30. (Previously Presented) The method of claim 1, further comprising scheduling first and second instances of the selected playback audio data, which were recorded during a single time interval of the conference and which did not overlap in time during the conference, to be played back overlapped in time, or scheduling a third instance of the selected playback audio data, which was previously overlapped in time during the conference with a fourth instance of conference participant speech, to be played back further overlapped in time during the post-conference playback.
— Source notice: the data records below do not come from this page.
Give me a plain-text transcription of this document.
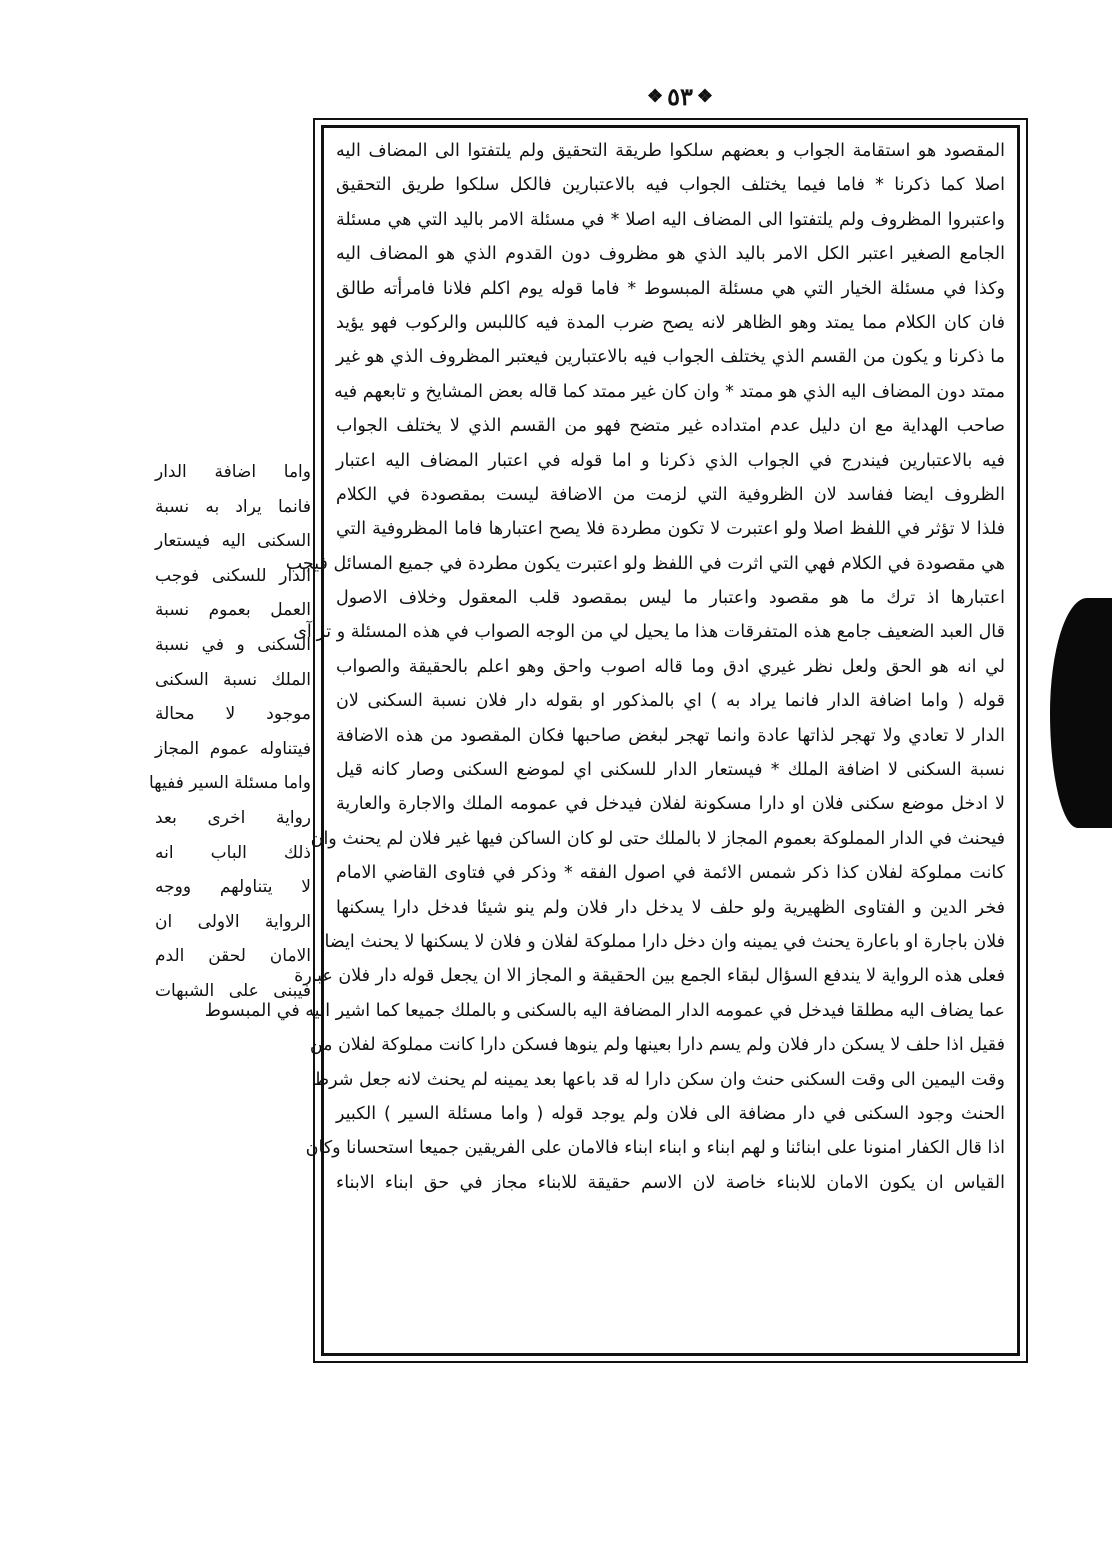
❖
٥٣
❖
المقصود هو استقامة الجواب و بعضهم سلكوا طريقة التحقيق ولم يلتفتوا الى المضاف اليه
اصلا كما ذكرنا * فاما فيما يختلف الجواب فيه بالاعتبارين فالكل سلكوا طريق التحقيق
واعتبروا المظروف ولم يلتفتوا الى المضاف اليه اصلا * في مسئلة الامر باليد التي هي مسئلة
الجامع الصغير اعتبر الكل الامر باليد الذي هو مظروف دون القدوم الذي هو المضاف اليه
وكذا في مسئلة الخيار التي هي مسئلة المبسوط * فاما قوله يوم اكلم فلانا فامرأته طالق
فان كان الكلام مما يمتد وهو الظاهر لانه يصح ضرب المدة فيه كاللبس والركوب فهو يؤيد
ما ذكرنا و يكون من القسم الذي يختلف الجواب فيه بالاعتبارين فيعتبر المظروف الذي هو غير
ممتد دون المضاف اليه الذي هو ممتد * وان كان غير ممتد كما قاله بعض المشايخ و تابعهم فيه
صاحب الهداية مع ان دليل عدم امتداده غير متضح فهو من القسم الذي لا يختلف الجواب
فيه بالاعتبارين فيندرج في الجواب الذي ذكرنا و اما قوله في اعتبار المضاف اليه اعتبار
الظروف ايضا ففاسد لان الظروفية التي لزمت من الاضافة ليست بمقصودة في الكلام
فلذا لا تؤثر في اللفظ اصلا ولو اعتبرت لا تكون مطردة فلا يصح اعتبارها فاما المظروفية التي
هي مقصودة في الكلام فهي التي اثرت في اللفظ ولو اعتبرت يكون مطردة في جميع المسائل فيجب
اعتبارها اذ ترك ما هو مقصود واعتبار ما ليس بمقصود قلب المعقول وخلاف الاصول
قال العبد الضعيف جامع هذه المتفرقات هذا ما يحيل لي من الوجه الصواب في هذه المسئلة و تراآى
لي انه هو الحق ولعل نظر غيري ادق وما قاله اصوب واحق وهو اعلم بالحقيقة والصواب
قوله ( واما اضافة الدار فانما يراد به ) اي بالمذكور او بقوله دار فلان نسبة السكنى لان
الدار لا تعادي ولا تهجر لذاتها عادة وانما تهجر لبغض صاحبها فكان المقصود من هذه الاضافة
نسبة السكنى لا اضافة الملك * فيستعار الدار للسكنى اي لموضع السكنى وصار كانه قيل
لا ادخل موضع سكنى فلان او دارا مسكونة لفلان فيدخل في عمومه الملك والاجارة والعارية
فيحنث في الدار المملوكة بعموم المجاز لا بالملك حتى لو كان الساكن فيها غير فلان لم يحنث وان
كانت مملوكة لفلان كذا ذكر شمس الائمة في اصول الفقه * وذكر في فتاوى القاضي الامام
فخر الدين و الفتاوى الظهيرية ولو حلف لا يدخل دار فلان ولم ينو شيئا فدخل دارا يسكنها
فلان باجارة او باعارة يحنث في يمينه وان دخل دارا مملوكة لفلان و فلان لا يسكنها لا يحنث ايضا
فعلى هذه الرواية لا يندفع السؤال لبقاء الجمع بين الحقيقة و المجاز الا ان يجعل قوله دار فلان عبارة
عما يضاف اليه مطلقا فيدخل في عمومه الدار المضافة اليه بالسكنى و بالملك جميعا كما اشير اليه في المبسوط
فقيل اذا حلف لا يسكن دار فلان ولم يسم دارا بعينها ولم ينوها فسكن دارا كانت مملوكة لفلان من
وقت اليمين الى وقت السكنى حنث وان سكن دارا له قد باعها بعد يمينه لم يحنث لانه جعل شرط
الحنث وجود السكنى في دار مضافة الى فلان ولم يوجد قوله ( واما مسئلة السير ) الكبير
اذا قال الكفار امنونا على ابنائنا و لهم ابناء و ابناء ابناء فالامان على الفريقين جميعا استحسانا وكان
القياس ان يكون الامان للابناء خاصة لان الاسم حقيقة للابناء مجاز في حق ابناء الابناء
واما اضافة الدار
فانما يراد به نسبة
السكنى اليه فيستعار
الدار للسكنى فوجب
العمل بعموم نسبة
السكنى و في نسبة
الملك نسبة السكنى
موجود لا محالة
فيتناوله عموم المجاز
واما مسئلة السير ففيها
رواية اخرى بعد
ذلك الباب انه
لا يتناولهم ووجه
الرواية الاولى ان
الامان لحقن الدم
فيبنى على الشبهات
31. (Previously Presented) The apparatus of claim 23, wherein the control system is further capable of scheduling first and second instances of the selected playback audio data, which were recorded during a single time interval of the conference and which did not overlap in time during the conference, to be played back overlapped in time, or scheduling a third instance of the selected playback audio data, which was previously overlapped in time during the conference with a fourth instance of conference participant speech, to be played back further overlapped in time during the post-conference playback.



Response to Arguments
Amended independent claims 1, 23, and 27 overcome the 35 U.S.C. 103 rejections of claims 1-3, 6-9, 11-14, 17, 20, 22, 23, 27, and 29-31, and so they are withdrawn. 

Allowable Subject Matter
Claims 1-3, 6-9, 11-14, 17, 20, 22, 23, 27, and 29-31 are allowed.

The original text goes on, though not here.